"So how can you tell me you're lonely,and say for you that the sun don't shine, Let me take you by the hand and lead you through the streets of London I'll show you something to make you change your mind."
This is Gary and his dog, Prince. Gary is one of hundreds of people who will sleep on the streets of London each night this winter. If he makes enough money in a day, he may sleep in the local Shoreditch shelter.
Gary is a qualified steel worker. "I could build this entire bridge," he tells me. As we look at the railway line above, he describes the construction process behind what I see as being a fairly basic piece of infrastructure. Rivet by rivet, he describes the bridge's intricacies. There's no doubt that he knows his trade.
Physically abused as a child, Gary has developed ongoing mental illness. Moving to Israel a decade ago, he married and had a baby girl. He thought that life had improved. But while he was there he was severely beaten, which quickly sent him into severe depression. He began using a variety of drugs soon after, including heroin.
When he talks of his years of drug abuse, he begins to cry. Moving back to London his addiction became increasingly severe, and it wasn't long before he was living on the street. He completely isolated himself from his friends and family, both in the UK and in Israel.

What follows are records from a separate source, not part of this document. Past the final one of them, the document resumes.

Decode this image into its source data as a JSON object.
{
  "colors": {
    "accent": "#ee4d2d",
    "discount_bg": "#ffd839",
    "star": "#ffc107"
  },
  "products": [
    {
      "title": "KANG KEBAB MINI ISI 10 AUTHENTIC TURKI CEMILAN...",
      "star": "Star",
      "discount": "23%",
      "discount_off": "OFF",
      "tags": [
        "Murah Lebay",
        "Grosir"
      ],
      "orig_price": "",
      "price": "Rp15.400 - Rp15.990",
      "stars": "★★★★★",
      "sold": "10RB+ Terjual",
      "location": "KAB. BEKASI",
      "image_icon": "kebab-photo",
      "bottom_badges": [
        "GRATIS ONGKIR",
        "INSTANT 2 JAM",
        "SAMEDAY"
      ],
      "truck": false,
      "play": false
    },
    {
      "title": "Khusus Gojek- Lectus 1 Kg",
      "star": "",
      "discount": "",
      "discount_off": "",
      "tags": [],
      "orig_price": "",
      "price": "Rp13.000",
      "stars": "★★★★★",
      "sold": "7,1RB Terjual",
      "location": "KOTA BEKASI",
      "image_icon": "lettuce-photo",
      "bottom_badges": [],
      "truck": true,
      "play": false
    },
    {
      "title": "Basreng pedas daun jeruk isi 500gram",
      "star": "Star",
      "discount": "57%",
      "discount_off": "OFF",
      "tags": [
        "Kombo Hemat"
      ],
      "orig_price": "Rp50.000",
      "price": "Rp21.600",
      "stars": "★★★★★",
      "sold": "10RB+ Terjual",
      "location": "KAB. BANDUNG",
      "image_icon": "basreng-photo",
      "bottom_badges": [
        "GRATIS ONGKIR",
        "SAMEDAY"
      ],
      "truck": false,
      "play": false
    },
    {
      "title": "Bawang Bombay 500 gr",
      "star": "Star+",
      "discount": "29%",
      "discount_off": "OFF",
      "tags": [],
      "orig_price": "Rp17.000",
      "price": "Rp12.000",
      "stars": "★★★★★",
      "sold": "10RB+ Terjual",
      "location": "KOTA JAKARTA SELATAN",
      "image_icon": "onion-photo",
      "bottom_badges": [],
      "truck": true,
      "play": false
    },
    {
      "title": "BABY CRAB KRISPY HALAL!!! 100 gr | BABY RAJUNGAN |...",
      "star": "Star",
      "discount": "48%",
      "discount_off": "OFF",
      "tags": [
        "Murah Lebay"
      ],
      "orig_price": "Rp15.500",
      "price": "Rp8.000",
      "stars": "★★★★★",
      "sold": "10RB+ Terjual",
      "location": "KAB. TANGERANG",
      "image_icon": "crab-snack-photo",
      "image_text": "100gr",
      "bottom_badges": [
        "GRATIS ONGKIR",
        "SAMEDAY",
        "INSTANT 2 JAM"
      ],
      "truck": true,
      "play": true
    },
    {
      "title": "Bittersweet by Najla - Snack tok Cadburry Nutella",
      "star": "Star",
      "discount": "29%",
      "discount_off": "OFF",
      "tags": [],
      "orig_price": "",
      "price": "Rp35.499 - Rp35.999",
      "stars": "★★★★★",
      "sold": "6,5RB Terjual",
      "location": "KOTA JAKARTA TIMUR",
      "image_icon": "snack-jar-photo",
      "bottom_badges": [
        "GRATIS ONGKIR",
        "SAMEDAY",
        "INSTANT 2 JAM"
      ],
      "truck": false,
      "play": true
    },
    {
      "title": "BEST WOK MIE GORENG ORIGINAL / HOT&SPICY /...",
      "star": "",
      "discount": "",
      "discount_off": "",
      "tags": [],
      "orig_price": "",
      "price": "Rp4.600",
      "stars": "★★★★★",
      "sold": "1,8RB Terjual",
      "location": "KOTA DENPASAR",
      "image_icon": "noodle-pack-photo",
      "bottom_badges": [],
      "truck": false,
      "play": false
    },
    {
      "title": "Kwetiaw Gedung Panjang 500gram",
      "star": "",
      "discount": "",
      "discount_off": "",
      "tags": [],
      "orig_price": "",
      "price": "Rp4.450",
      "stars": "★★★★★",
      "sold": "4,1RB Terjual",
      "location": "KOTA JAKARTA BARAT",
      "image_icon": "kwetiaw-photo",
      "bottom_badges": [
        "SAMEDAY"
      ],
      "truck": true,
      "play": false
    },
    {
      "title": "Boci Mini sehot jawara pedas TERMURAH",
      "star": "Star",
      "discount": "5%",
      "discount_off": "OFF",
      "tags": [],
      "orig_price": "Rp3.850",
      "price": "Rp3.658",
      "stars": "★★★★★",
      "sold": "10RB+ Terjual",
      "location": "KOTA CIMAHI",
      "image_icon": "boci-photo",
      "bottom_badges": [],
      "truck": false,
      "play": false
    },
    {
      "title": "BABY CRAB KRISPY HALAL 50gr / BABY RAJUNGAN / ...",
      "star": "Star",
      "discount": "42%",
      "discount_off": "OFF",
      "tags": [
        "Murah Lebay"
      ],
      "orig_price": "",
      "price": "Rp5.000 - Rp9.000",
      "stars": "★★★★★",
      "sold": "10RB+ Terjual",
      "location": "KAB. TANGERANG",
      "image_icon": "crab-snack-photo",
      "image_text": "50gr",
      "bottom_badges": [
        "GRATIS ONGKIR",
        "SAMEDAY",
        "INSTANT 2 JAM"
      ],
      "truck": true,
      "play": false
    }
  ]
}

He tells me of his brother, his Mum and his old work friends. He describes better days. But having been clean for years, today is far from his worst.
He goes on to describe the drug-use that he observes on the streets of Shoreditch. "They're everywhere," he says, "you know what a junkie looks like when you've been one. I wish I could just tell them to stop, but I can't... it's not just heroin - it's everything. Alcohol, weed, cocaine... People easily lose control."
When he tells me what he's lost, it's easy to understand the sadness that drug abuse represents in his own life. "I want to tell my daughter that I'm sorry her father was a junkie. But I can't. There's no way that they will come back to find me. After what happened, they wouldn't want to." All he has now is Prince.
Gary is no different from the rest of us. But an unfortunate series of events has meant that Gary now lives on the streets of London. Arguably these events were sparked by the childhood abuse that was far beyond his own control.
Besides the fact that Gary has no permanent address, job networks or clean clothes, the constant quiver in his voice tells me that he also has very little self-confidence. To Gary, years of physical abuse, drug abuse and mental insecurity has made employment seem like an almost unachievable prospect.
London is one of the most prosperous, welcoming and liberal cities in the world. Surely this city can offer Gary the assistance that he so desperately requires?
After years of declining homelessness, 2010 marked the turning point when all forms of homelessness began to rise across the UK. As the rich continue to get richer, and the poor continue to become poorer, our current government continually aims to pull money from the social welfare systems that were set up to assist people like Gary.
Is it ok that someone who has suffered so severely from abuse as a child, be so neglected as an adult?
Is it ok that 2, 200 London bankers continue to earn over £1 million pounds annually, while others sleep outside at night?
Is it ok that the rich continue to profit at the expense of the growing poor?
Gary didn't choose to be abused as a child. He didn't choose to fall into depression, turn to addiction, or leave his young daughter. He - just like you and I - didn't choose his current situation. Where he is today, is the result of the accumulation of past events.
But unlike you and I, Gary's situation allows him to see beyond some of the most petty aspects of modern society. As someone who sits outside the current economic and societal norms, he's able to quietly watch our frantic lifestyles: he observes the late-night drunken relationship breakdowns, desperate commuters running to make the morning train and the multitude of ways in which money dictates each of our lives.
On a busy saturday night, I watch as people ask Gary for directions to local bars and clubs. He happily offers them information, but never asks for money. "I'm not a beggar," he tells me.
I guess when you have nothing, it's the the very simplest things in life that hold the most meaning. Maybe it's people like Gary who we should be listening to most.